Despite that apprehension, No Hard Feelings is still a carefree project, filled with humor and levity while touching on the deep universality of love, heartbreak, and new beginnings. “How we got to these stories is what we call ‘The Debrief.’ We were very inspired by Sex and the City, and I love when the center of each narrative of the episodes is the four girls talking at brunch,” Jordan explains. She and her bandmates would pile into a car on the way to a studio and open up to each other. Because they’re so close, tons of funny anecdotes and intimate feelings came out.
That’s how songs like the upbeat “Touch Myself” came together. Leandra had just broken up with her girlfriend, working through all the grief and drama that comes at the end of a relationship. “I was still fresh in my breakup that was killing me. I was telling Jordan and Kiley, ‘I’m too sad to masturbate since the break-up,’” she says, laughing now. “But then I was like, ‘Oh, you know what, guys? For the first time last night, I had a hot and sexy dream about Jeremy Allen White, and it was the first time in months I had felt hot and bothered. We took that to our producers, and they loved that story, and it became a song about being too sad to masturbate.”
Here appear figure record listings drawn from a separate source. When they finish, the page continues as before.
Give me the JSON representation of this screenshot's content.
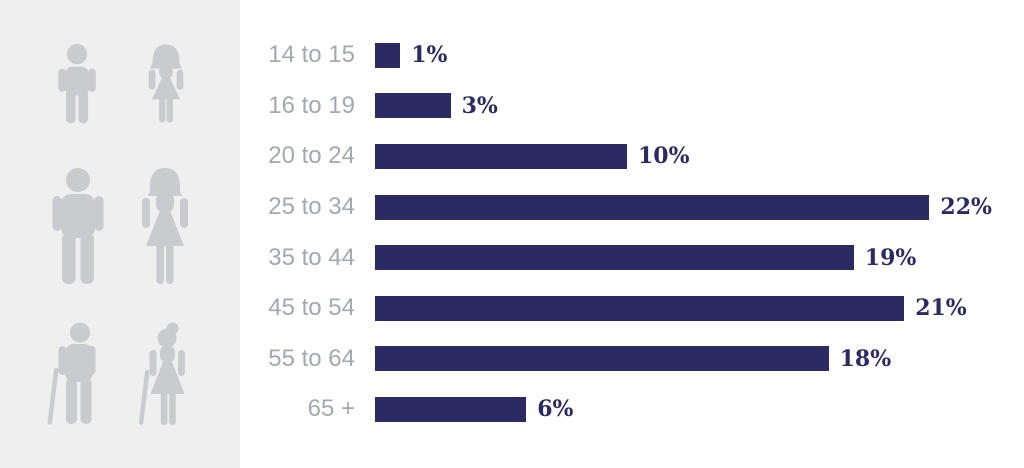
{
  "chart_data": {
    "type": "bar",
    "orientation": "horizontal",
    "title": "",
    "xlabel": "",
    "ylabel": "",
    "categories": [
      "14 to 15",
      "16 to 19",
      "20 to 24",
      "25 to 34",
      "35 to 44",
      "45 to 54",
      "55 to 64",
      "65 +"
    ],
    "values": [
      1,
      3,
      10,
      22,
      19,
      21,
      18,
      6
    ],
    "value_labels": [
      "1%",
      "3%",
      "10%",
      "22%",
      "19%",
      "21%",
      "18%",
      "6%"
    ],
    "xlim": [
      0,
      22
    ],
    "grid": false,
    "legend": false,
    "bar_color": "#2b2a63",
    "value_label_color": "#2b2a63",
    "category_label_color": "#a5a8ac"
  },
  "panel": {
    "background": "#efeff0",
    "figure_color": "#c9cbce",
    "figures": [
      {
        "icon": "child-male-icon"
      },
      {
        "icon": "child-female-icon"
      },
      {
        "icon": "adult-male-icon"
      },
      {
        "icon": "adult-female-icon"
      },
      {
        "icon": "senior-male-icon"
      },
      {
        "icon": "senior-female-icon"
      }
    ]
  }
}
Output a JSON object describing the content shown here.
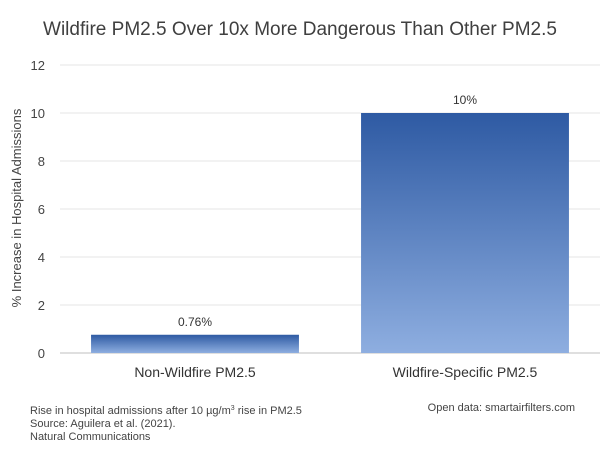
{
  "chart_data": {
    "type": "bar",
    "title": "Wildfire PM2.5 Over 10x More Dangerous Than Other PM2.5",
    "xlabel": "",
    "ylabel": "% Increase in Hospital Admissions",
    "categories": [
      "Non-Wildfire PM2.5",
      "Wildfire-Specific PM2.5"
    ],
    "values": [
      0.76,
      10
    ],
    "data_labels": [
      "0.76%",
      "10%"
    ],
    "ylim": [
      0,
      12
    ],
    "yticks": [
      0,
      2,
      4,
      6,
      8,
      10,
      12
    ],
    "grid": true,
    "legend": "none",
    "colors": {
      "bar_top": "#2e5aa3",
      "bar_bottom": "#8eaee0",
      "grid": "#e6e6e6",
      "axis": "#bfbfbf"
    }
  },
  "footnote": {
    "line1_prefix": "Rise in hospital admissions after 10 µg/m",
    "line1_sup": "3",
    "line1_suffix": " rise in PM2.5",
    "line2": "Source: Aguilera et al. (2021).",
    "line3": "Natural Communications",
    "source_right": "Open data: smartairfilters.com"
  }
}
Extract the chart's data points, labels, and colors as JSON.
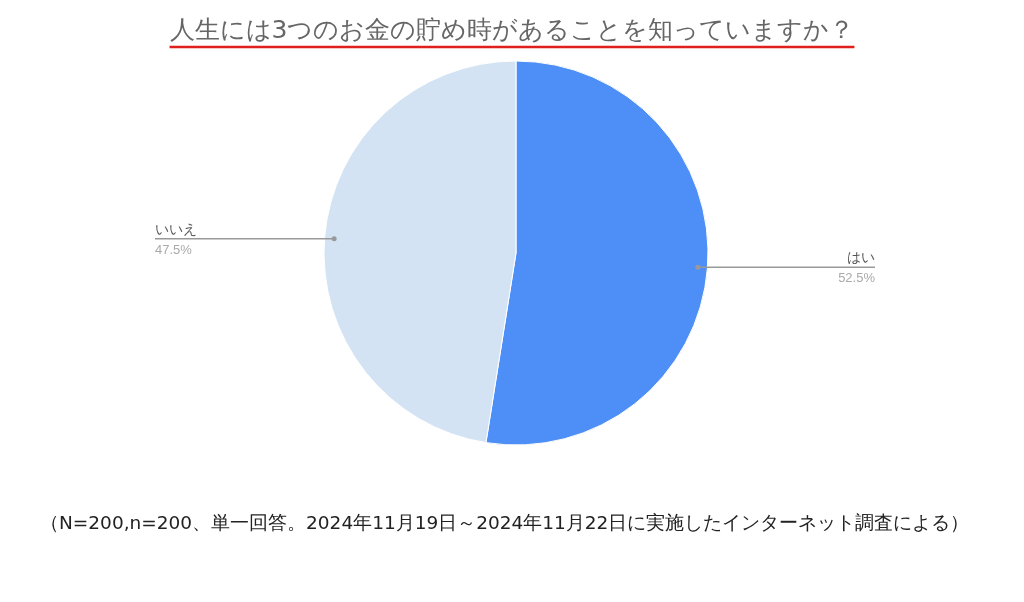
{
  "chart_data": {
    "type": "pie",
    "title": "人生には3つのお金の貯め時があることを知っていますか？",
    "categories": [
      "はい",
      "いいえ"
    ],
    "values": [
      52.5,
      47.5
    ],
    "colors": [
      "#4e8ef7",
      "#d3e3f4"
    ],
    "value_labels": [
      "52.5%",
      "47.5%"
    ],
    "annotations": [
      "（N=200,n=200、単一回答。2024年11月19日～2024年11月22日に実施したインターネット調査による）"
    ]
  }
}
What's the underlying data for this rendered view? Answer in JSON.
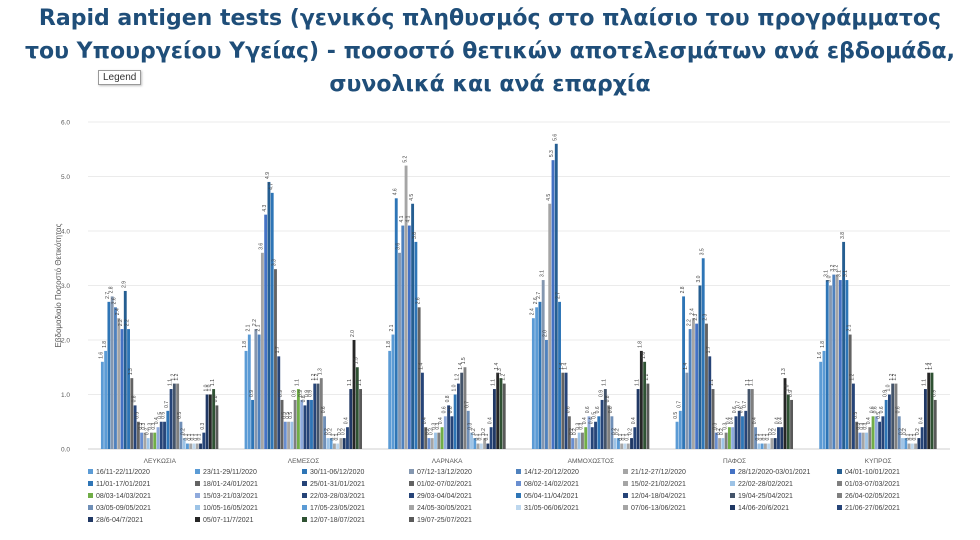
{
  "page": {
    "title": "Rapid antigen tests (γενικός πληθυσμός στο πλαίσιο του προγράμματος του Υπουργείου Υγείας) - ποσοστό θετικών αποτελεσμάτων ανά εβδομάδα, συνολικά και ανά επαρχία",
    "tooltip": "Legend"
  },
  "chart_data": {
    "type": "bar",
    "title": "Rapid antigen tests (γενικός πληθυσμός στο πλαίσιο του προγράμματος του Υπουργείου Υγείας) - ποσοστό θετικών αποτελεσμάτων ανά εβδομάδα, συνολικά και ανά επαρχία",
    "ylabel": "Εβδομαδιαίο Ποσοστό Θετικότητας",
    "xlabel": "",
    "ylim": [
      0,
      6
    ],
    "yticks": [
      "0.0",
      "1.0",
      "2.0",
      "3.0",
      "4.0",
      "5.0",
      "6.0"
    ],
    "grid": true,
    "legend_position": "bottom",
    "categories": [
      "ΛΕΥΚΩΣΙΑ",
      "ΛΕΜΕΣΟΣ",
      "ΛΑΡΝΑΚΑ",
      "ΑΜΜΟΧΩΣΤΟΣ",
      "ΠΑΦΟΣ",
      "ΚΥΠΡΟΣ"
    ],
    "series": [
      {
        "name": "16/11-22/11/2020",
        "color": "#5b9bd5",
        "values": [
          1.6,
          1.8,
          1.8,
          2.4,
          0.5,
          1.6
        ]
      },
      {
        "name": "23/11-29/11/2020",
        "color": "#5b9bd5",
        "values": [
          1.8,
          2.1,
          2.1,
          2.6,
          0.7,
          1.8
        ]
      },
      {
        "name": "30/11-06/12/2020",
        "color": "#2e75b6",
        "values": [
          2.7,
          0.9,
          4.6,
          2.7,
          2.8,
          3.1
        ]
      },
      {
        "name": "07/12-13/12/2020",
        "color": "#8497b0",
        "values": [
          2.8,
          2.2,
          3.6,
          3.1,
          1.4,
          3.0
        ]
      },
      {
        "name": "14/12-20/12/2020",
        "color": "#4f81bd",
        "values": [
          2.6,
          2.1,
          4.1,
          2.0,
          2.2,
          3.2
        ]
      },
      {
        "name": "21/12-27/12/2020",
        "color": "#a5a5a5",
        "values": [
          2.4,
          3.6,
          5.2,
          4.5,
          2.4,
          3.2
        ]
      },
      {
        "name": "28/12/2020-03/01/2021",
        "color": "#4472c4",
        "values": [
          2.2,
          4.3,
          4.1,
          5.3,
          2.3,
          3.1
        ]
      },
      {
        "name": "04/01-10/01/2021",
        "color": "#255e91",
        "values": [
          2.9,
          4.9,
          4.5,
          5.6,
          3.0,
          3.8
        ]
      },
      {
        "name": "11/01-17/01/2021",
        "color": "#2e75b6",
        "values": [
          2.2,
          4.7,
          3.8,
          2.7,
          3.5,
          3.1
        ]
      },
      {
        "name": "18/01-24/01/2021",
        "color": "#636363",
        "values": [
          1.3,
          3.3,
          2.6,
          1.4,
          2.3,
          2.1
        ]
      },
      {
        "name": "25/01-31/01/2021",
        "color": "#264478",
        "values": [
          0.8,
          1.7,
          1.4,
          1.4,
          1.7,
          1.2
        ]
      },
      {
        "name": "01/02-07/02/2021",
        "color": "#636363",
        "values": [
          0.5,
          0.9,
          0.4,
          0.6,
          1.1,
          0.5
        ]
      },
      {
        "name": "08/02-14/02/2021",
        "color": "#698ed0",
        "values": [
          0.3,
          0.5,
          0.2,
          0.2,
          0.3,
          0.3
        ]
      },
      {
        "name": "15/02-21/02/2021",
        "color": "#a5a5a5",
        "values": [
          0.3,
          0.5,
          0.2,
          0.2,
          0.2,
          0.3
        ]
      },
      {
        "name": "22/02-28/02/2021",
        "color": "#9dc3e6",
        "values": [
          0.2,
          0.5,
          0.3,
          0.3,
          0.2,
          0.3
        ]
      },
      {
        "name": "01/03-07/03/2021",
        "color": "#7f7f7f",
        "values": [
          0.3,
          0.9,
          0.3,
          0.3,
          0.3,
          0.4
        ]
      },
      {
        "name": "08/03-14/03/2021",
        "color": "#70ad47",
        "values": [
          0.3,
          1.1,
          0.4,
          0.4,
          0.4,
          0.6
        ]
      },
      {
        "name": "15/03-21/03/2021",
        "color": "#8faadc",
        "values": [
          0.4,
          0.9,
          0.6,
          0.6,
          0.4,
          0.6
        ]
      },
      {
        "name": "22/03-28/03/2021",
        "color": "#264478",
        "values": [
          0.5,
          0.8,
          0.8,
          0.4,
          0.6,
          0.5
        ]
      },
      {
        "name": "29/03-04/04/2021",
        "color": "#264478",
        "values": [
          0.5,
          0.9,
          0.6,
          0.5,
          0.7,
          0.6
        ]
      },
      {
        "name": "05/04-11/04/2021",
        "color": "#2e75b6",
        "values": [
          0.7,
          0.9,
          1.0,
          0.6,
          0.6,
          0.9
        ]
      },
      {
        "name": "12/04-18/04/2021",
        "color": "#264478",
        "values": [
          1.1,
          1.2,
          1.2,
          0.9,
          0.7,
          1.0
        ]
      },
      {
        "name": "19/04-25/04/2021",
        "color": "#44546a",
        "values": [
          1.2,
          1.2,
          1.4,
          1.1,
          1.1,
          1.2
        ]
      },
      {
        "name": "26/04-02/05/2021",
        "color": "#7f7f7f",
        "values": [
          1.2,
          1.3,
          1.5,
          0.8,
          1.1,
          1.2
        ]
      },
      {
        "name": "03/05-09/05/2021",
        "color": "#6f8fb7",
        "values": [
          0.5,
          0.6,
          0.7,
          0.6,
          0.4,
          0.6
        ]
      },
      {
        "name": "10/05-16/05/2021",
        "color": "#9dc3e6",
        "values": [
          0.2,
          0.2,
          0.3,
          0.2,
          0.1,
          0.2
        ]
      },
      {
        "name": "17/05-23/05/2021",
        "color": "#5b9bd5",
        "values": [
          0.1,
          0.2,
          0.2,
          0.2,
          0.1,
          0.2
        ]
      },
      {
        "name": "24/05-30/05/2021",
        "color": "#a5a5a5",
        "values": [
          0.1,
          0.1,
          0.1,
          0.1,
          0.1,
          0.1
        ]
      },
      {
        "name": "31/05-06/06/2021",
        "color": "#bdd7ee",
        "values": [
          0.1,
          0.1,
          0.1,
          0.1,
          0.1,
          0.1
        ]
      },
      {
        "name": "07/06-13/06/2021",
        "color": "#a5a5a5",
        "values": [
          0.1,
          0.2,
          0.2,
          0.1,
          0.2,
          0.1
        ]
      },
      {
        "name": "14/06-20/6/2021",
        "color": "#1f3864",
        "values": [
          0.1,
          0.2,
          0.1,
          0.2,
          0.2,
          0.2
        ]
      },
      {
        "name": "21/06-27/06/2021",
        "color": "#264478",
        "values": [
          0.3,
          0.4,
          0.4,
          0.4,
          0.4,
          0.4
        ]
      },
      {
        "name": "28/6-04/7/2021",
        "color": "#203864",
        "values": [
          1.0,
          1.1,
          1.1,
          1.1,
          0.4,
          1.1
        ]
      },
      {
        "name": "05/07-11/7/2021",
        "color": "#262626",
        "values": [
          1.0,
          2.0,
          1.4,
          1.8,
          1.3,
          1.4
        ]
      },
      {
        "name": "12/07-18/07/2021",
        "color": "#2f5233",
        "values": [
          1.1,
          1.5,
          1.3,
          1.6,
          1.0,
          1.4
        ]
      },
      {
        "name": "19/07-25/07/2021",
        "color": "#595959",
        "values": [
          0.8,
          1.1,
          1.2,
          1.2,
          0.9,
          0.9
        ]
      }
    ]
  }
}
In addition to that honesty, so much of what sets the Beaches apart is that they’re also extremely tight musicians who play with an almost telepathic connection. “We’ve been professional musicians and at least three of us have been playing together since middle school,” Kylie says. “We’ve always been really close and had this strong friendship that has been the center of our group, our music, and our experience. I think when people come to see us on stage, one of the things that they really notice is the intense connection that we have with one another.”
They’ve also found a way to blend loud rock sounds with neon-bright hooks and choruses that will likely live rent-free in your head for months. Kylie, Eliza, and Leandra are power musicians, often providing an impenetrable strong backdrop for Jordan, whose acrobatic voice and impressive vocal control has a pop sheen to it. That comes from their long list of inspirations; Kylie lists off Depeche Mode and the Cure, but a huge one they all share is Avril Lavigne. “I remember I was in grade two when her first record came out, and it was such a powerful, evocative thing to see,” Jordan adds. “A woman with a guitar. It’s kind of like seeing a woman with a sword for the first time.”
Eliza adds that they felt an especially close kinship to Avril’s music because she was from Ontario, not far from their own hometown in Toronto: “There weren’t that many Canadian artists at that time that crossed over into global pop, and to see someone do that was so inspirational. It’s like, ‘Oh, this girl grew up two hours away from us and everybody around the world is singing her songs.’”
These days, they’ve formed deep bonds with other female- and queer-led rock groups. They’re tight with the Aces, who they opened for a while back, and they’ve played a few festivals with the Last Dinner Party. At Coachella, their good friend and collaborator G Flip, who co-produced and co-wrote their song “Last Girls at the Party,” came out and danced onstage. “We were like, ‘Just come dance,’ because they’re one of our best friends in this industry, and it was just fun to have them up there,” Kylie says.
The new album also comes with more surprises and more shows, of course. They are getting together a tour that includes a few “bucket-list venues,” like the Wilton in Los Angeles and Webster Hall in New York. All of it represents how much the band has grown — and how far their friendship and musicianship has brought them. “Two years ago, we’re playing to, like, seven people in Colorado and now we have these huge venues,” Kylie says. “It’s always a ‘pinch me’ moment.”